Some subtle differences in sport, level

There were some differences in recovery time, with female athletes taking slightly longer to recover than males when they sustained a concussion in a contact sport, but male athletes took longer than females to recover in limited-contact sports. Although there was no difference between sexes at the Division I level, female athletes at Division II and III had a longer recover period than males in the same division.

Master said those differences may be the result of the resources that are available for different division levels and sports. For example, there may be greater athletic training and sports-medicine support at the Division I level and for contact sports, where it’s assumed concussions are more likely.
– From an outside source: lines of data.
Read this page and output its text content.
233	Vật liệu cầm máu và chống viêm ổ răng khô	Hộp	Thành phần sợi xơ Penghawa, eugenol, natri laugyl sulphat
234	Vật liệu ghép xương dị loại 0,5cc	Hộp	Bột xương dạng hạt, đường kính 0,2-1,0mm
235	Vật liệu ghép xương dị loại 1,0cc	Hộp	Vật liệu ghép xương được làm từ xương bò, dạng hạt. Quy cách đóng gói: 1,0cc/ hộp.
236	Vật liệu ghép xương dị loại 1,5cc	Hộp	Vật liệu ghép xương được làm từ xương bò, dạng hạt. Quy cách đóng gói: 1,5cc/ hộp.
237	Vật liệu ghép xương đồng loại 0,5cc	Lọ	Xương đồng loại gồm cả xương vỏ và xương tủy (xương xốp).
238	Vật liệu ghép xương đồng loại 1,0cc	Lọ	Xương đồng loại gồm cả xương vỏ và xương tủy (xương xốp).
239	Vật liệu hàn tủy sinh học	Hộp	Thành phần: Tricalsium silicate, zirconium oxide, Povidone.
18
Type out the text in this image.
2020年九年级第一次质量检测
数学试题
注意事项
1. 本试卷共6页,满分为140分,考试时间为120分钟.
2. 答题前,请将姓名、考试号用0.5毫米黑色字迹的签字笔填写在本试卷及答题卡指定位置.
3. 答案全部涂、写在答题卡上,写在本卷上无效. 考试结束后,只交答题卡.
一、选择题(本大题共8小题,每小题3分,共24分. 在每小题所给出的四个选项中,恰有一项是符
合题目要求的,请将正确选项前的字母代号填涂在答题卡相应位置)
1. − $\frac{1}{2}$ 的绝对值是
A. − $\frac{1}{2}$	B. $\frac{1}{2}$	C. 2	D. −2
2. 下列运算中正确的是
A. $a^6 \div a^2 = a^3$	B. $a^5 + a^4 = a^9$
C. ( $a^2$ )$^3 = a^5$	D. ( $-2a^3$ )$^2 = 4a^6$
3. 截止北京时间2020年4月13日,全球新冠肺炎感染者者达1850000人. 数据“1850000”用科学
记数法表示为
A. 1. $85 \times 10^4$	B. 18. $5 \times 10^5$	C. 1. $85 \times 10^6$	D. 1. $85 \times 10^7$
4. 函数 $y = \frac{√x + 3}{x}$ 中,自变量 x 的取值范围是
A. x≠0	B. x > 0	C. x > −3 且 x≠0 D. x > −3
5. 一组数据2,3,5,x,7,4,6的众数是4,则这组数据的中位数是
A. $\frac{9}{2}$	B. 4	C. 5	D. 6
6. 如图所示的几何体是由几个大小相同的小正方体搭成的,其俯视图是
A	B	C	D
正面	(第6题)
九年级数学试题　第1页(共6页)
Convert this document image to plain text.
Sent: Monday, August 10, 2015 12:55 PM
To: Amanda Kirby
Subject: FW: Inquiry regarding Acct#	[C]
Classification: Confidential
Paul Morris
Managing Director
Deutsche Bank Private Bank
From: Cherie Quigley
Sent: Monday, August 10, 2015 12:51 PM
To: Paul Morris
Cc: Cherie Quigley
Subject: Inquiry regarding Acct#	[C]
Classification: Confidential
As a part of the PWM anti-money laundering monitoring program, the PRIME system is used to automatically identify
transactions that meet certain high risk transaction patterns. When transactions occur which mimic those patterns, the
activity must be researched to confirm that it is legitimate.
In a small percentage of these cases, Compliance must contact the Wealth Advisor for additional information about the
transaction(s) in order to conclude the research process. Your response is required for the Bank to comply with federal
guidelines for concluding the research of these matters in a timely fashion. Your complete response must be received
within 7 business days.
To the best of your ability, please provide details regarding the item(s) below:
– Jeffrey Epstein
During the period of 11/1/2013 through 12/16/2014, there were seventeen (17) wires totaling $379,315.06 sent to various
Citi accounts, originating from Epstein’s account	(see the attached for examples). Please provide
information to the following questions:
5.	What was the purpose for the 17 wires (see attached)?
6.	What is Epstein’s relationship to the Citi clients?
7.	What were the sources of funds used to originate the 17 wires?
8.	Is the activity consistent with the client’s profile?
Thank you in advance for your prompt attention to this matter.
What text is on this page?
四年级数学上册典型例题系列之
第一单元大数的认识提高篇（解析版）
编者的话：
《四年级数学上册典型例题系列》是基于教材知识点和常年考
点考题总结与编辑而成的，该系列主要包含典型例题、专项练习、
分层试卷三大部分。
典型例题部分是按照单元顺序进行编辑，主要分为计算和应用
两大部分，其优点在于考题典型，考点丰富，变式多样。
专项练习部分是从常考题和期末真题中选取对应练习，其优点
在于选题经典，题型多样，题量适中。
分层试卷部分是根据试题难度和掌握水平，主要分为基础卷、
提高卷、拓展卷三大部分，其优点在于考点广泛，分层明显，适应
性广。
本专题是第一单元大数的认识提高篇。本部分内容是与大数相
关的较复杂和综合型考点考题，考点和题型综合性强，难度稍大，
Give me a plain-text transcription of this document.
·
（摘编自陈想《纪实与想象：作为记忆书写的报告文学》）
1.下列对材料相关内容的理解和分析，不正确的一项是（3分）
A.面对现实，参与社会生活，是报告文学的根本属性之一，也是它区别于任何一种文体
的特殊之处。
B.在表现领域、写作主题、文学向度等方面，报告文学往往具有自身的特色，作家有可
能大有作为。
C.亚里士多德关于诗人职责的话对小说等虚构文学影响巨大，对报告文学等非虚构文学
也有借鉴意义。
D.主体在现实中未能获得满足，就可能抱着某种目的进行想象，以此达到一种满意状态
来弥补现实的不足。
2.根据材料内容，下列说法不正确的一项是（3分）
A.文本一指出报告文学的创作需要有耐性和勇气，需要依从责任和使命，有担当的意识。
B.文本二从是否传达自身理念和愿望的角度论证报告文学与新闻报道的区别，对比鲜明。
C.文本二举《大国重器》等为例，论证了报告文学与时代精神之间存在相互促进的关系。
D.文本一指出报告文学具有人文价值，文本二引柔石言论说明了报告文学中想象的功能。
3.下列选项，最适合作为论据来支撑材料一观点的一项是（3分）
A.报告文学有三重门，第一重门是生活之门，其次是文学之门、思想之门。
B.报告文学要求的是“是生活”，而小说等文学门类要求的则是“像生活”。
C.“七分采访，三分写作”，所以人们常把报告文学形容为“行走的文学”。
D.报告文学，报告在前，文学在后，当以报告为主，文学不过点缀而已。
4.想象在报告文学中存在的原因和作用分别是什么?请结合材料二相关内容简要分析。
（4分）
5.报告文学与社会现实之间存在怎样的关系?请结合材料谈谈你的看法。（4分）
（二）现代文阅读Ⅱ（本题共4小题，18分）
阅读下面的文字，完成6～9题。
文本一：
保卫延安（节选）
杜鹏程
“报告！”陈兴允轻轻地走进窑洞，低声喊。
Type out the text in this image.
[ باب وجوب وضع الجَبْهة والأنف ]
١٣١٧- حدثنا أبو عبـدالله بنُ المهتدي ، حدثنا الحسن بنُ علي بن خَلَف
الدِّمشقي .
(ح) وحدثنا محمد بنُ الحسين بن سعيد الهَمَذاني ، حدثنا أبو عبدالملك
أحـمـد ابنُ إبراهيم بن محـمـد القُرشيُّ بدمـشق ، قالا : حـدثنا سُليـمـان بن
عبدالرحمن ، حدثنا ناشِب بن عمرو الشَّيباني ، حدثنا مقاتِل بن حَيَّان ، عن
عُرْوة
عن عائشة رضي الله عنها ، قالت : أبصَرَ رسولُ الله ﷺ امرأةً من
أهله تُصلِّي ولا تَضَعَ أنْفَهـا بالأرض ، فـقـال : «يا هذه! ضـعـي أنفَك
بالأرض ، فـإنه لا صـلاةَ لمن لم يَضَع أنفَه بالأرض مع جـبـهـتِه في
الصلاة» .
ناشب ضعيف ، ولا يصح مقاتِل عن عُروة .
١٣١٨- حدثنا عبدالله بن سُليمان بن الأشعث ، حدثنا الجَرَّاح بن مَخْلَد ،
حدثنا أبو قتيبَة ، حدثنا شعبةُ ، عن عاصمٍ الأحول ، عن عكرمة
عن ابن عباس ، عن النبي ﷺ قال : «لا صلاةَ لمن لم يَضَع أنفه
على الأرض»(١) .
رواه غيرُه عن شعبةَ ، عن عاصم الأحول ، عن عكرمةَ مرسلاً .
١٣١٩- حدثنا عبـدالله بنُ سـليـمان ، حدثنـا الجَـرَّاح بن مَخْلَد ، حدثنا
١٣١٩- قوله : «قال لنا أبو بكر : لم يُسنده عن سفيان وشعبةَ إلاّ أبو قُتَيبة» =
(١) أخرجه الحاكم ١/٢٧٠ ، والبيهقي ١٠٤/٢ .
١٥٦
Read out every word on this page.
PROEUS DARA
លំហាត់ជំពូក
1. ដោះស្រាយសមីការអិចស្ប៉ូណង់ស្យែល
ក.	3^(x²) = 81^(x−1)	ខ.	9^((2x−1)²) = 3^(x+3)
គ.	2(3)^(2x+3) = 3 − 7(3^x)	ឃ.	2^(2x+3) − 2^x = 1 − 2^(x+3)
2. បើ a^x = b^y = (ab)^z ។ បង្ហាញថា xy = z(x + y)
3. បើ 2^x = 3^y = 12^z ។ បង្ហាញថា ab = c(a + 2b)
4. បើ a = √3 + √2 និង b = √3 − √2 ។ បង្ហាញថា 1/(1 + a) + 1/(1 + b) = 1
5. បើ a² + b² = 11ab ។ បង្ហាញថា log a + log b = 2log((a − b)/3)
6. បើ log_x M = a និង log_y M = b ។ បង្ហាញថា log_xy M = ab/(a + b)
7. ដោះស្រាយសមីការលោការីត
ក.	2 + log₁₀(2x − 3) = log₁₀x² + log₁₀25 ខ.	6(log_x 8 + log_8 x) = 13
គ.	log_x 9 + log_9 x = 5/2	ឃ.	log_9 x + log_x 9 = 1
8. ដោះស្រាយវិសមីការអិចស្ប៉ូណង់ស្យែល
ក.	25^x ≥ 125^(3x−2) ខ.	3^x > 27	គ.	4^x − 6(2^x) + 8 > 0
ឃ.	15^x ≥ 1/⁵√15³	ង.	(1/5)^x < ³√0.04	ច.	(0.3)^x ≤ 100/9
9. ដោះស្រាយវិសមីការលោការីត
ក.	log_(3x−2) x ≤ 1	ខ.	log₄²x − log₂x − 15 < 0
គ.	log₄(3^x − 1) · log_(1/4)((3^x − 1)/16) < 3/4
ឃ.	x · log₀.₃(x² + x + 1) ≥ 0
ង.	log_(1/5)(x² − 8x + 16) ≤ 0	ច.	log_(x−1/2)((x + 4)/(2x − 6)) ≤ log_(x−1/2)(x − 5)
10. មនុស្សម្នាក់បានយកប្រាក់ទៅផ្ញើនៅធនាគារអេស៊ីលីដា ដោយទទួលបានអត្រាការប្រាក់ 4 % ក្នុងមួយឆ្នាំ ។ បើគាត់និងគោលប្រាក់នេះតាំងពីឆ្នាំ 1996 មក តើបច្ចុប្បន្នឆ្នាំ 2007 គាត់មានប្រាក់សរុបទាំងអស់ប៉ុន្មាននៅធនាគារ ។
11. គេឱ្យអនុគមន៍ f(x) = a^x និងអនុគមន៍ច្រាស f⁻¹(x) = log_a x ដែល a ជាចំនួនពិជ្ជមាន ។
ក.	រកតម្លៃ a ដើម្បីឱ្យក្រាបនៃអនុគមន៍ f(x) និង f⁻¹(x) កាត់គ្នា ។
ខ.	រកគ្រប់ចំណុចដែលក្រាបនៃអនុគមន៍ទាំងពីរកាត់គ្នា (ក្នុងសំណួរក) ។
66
Equal access to training and care key

It is also possible that rules to limit men’s exposure to impacts in contact sports has had a mitigating effect. The fact that women took longer to recover in contact sports, but not in limited-contact sports “suggests that these differences between men and women cannot be entirely accounted for simply on the basis of biological sex,” CHOP wrote.

“This study makes a strong case for equity in access to specialized athletic training and sports medical care,” Master said. “Title IX, which mandates equal access for both women and men to resources, such as sports, including athletic training and sports medical care, may have potentially helped to close any gap that exists in outcomes between the sexes.

“In the instances where recovery times did differ between the sexes, a re-examination of resource allocation might achieve a more equitable distribution to maximize outcomes for all athletes.”